Son günlerde Ak partisinin maaşlı elamanları toplumun içerisinde dolaşırlarken halkın tepkisini asgariye indirecek şöyle bir söylem geliştirmeye başladılar. Bu hükümet “yol yaptı, sağlık hizmeti verdi, süt parası verdi, kömür dağıttı, yeşil kart verdi, onu verdi, bunu verdi”. Öbürleri size ne verdi, bunlar yedilerse size de yedirdiler ne yapalım bal tutan parmağını yalar diye ortalıkta dolaşanlar çoğaldı.
Şimdi siz tüyü bitmemiş yetim malını devletin ve milletin malını yabancı sermayeye ve yerli taşeron firmalarınıza ve onların çanak yalayıcılarına peşkeş çekeceksiniz buna da kendinizce kılıf uyduracaksınız. Bal tutan parmağını yalarmış diye. Bunun adına haram denir, bunun adına hırsızlık denir, bunun adına beytül maldan çalmak denir, bunun adına namussuzluk denir, bunun adına ne kadar aşağılık söz varsa o denir. Bütün bunları yapacaksınız sonrada Cuma namazını nerede kılalım diye camii seçeceksiniz. Sunu asla unutmayın Allah haram yiyen bir kimsenin namazını, orucunu, haccını, zekâtını, sadakasını, kısacası hiçbir ibadetini kabul etmez. Allah bizden helal kazanmamızı istiyor.

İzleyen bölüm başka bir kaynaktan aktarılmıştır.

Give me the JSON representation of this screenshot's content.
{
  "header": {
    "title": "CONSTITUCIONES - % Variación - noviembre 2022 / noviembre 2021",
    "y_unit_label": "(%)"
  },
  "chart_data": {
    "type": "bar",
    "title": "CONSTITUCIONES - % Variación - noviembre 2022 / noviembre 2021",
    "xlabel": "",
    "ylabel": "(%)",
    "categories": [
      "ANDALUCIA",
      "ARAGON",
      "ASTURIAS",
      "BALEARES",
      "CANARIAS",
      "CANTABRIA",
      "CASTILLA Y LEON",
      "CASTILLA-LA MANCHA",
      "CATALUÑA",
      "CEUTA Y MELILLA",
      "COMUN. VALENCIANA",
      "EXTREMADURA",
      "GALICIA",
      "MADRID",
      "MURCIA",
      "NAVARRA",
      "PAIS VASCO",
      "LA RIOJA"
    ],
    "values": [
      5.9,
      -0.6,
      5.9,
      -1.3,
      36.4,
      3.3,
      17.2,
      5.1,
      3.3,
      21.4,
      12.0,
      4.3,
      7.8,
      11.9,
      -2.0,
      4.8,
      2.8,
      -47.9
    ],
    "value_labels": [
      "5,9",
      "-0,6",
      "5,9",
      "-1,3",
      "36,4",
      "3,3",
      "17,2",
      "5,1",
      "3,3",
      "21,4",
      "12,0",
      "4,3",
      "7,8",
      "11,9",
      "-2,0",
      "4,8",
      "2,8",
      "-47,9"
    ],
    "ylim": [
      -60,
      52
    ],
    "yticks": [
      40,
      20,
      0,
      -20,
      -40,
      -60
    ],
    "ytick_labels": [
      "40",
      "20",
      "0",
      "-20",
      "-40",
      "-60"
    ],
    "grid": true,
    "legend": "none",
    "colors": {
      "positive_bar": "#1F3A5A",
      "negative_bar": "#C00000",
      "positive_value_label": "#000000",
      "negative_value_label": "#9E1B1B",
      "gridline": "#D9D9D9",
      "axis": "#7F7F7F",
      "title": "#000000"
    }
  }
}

Hz. Ali şöyle buyuruyor “Allah kullarının hakkını kendi hakkına öncü kılmıştır. Her kim kullarının hakkına riayet ederse Allah’ında hakkına riayet etmiş gibidir.” (Bkz. Prof. Dr. Haydar BAŞ. Ehli Beyt Külliyatı, İmam Ali sayfa 967)
12 Eylül 1980 Cumhuriyeti koruma ve kollama harekâtından sonra Kilis belediye başkanlığı görevine rahmetli Dr. Hasan Kamil ALTINBAŞ getirilir. Doktor Hasan belediye başkanlığı görevine başladığı ilk gün bütün belediye çalışanlarını, daire müdürlerini, amirlerini belediye meclis salonunda toplar.
Toplanan personele konuşma yaparken ilk önce şu soruyu sorar: “Bal tutan neyini yalar arkadaşlar” Orada bulunanlardan bazıları lakayt bir şekilde “gülerek parmağını yalar başkanım” derler. Bunun üzerine doktor hasan celalli bir şekilde “bundan sonra nah yalarsınız. Yalayın da göreyim bakalım en ufak bir yolsuzluğunuzu yakalarsam kendinizi kapının önünde bulursunuz yetmedi sizi savcılığa verir içeri attırırım” der.
Bir dönem belediye başkanlığı görevi yapan rahmetli Doktor Hasan Kilis’te mükemmel hizmetler verdi. Yapılan yerel seçimden sonra görevi devrederken belediye bütçesini yüklü bir parayla devretti. Allah gani gani rahmet eylesin.
Şunu unutmayalım amir yolsuzluk yapmaz rüşvet yemezse, memurda yolsuzluk yapmaz ve rüşvet yiyemez. Ne demişler balık baştan kokar.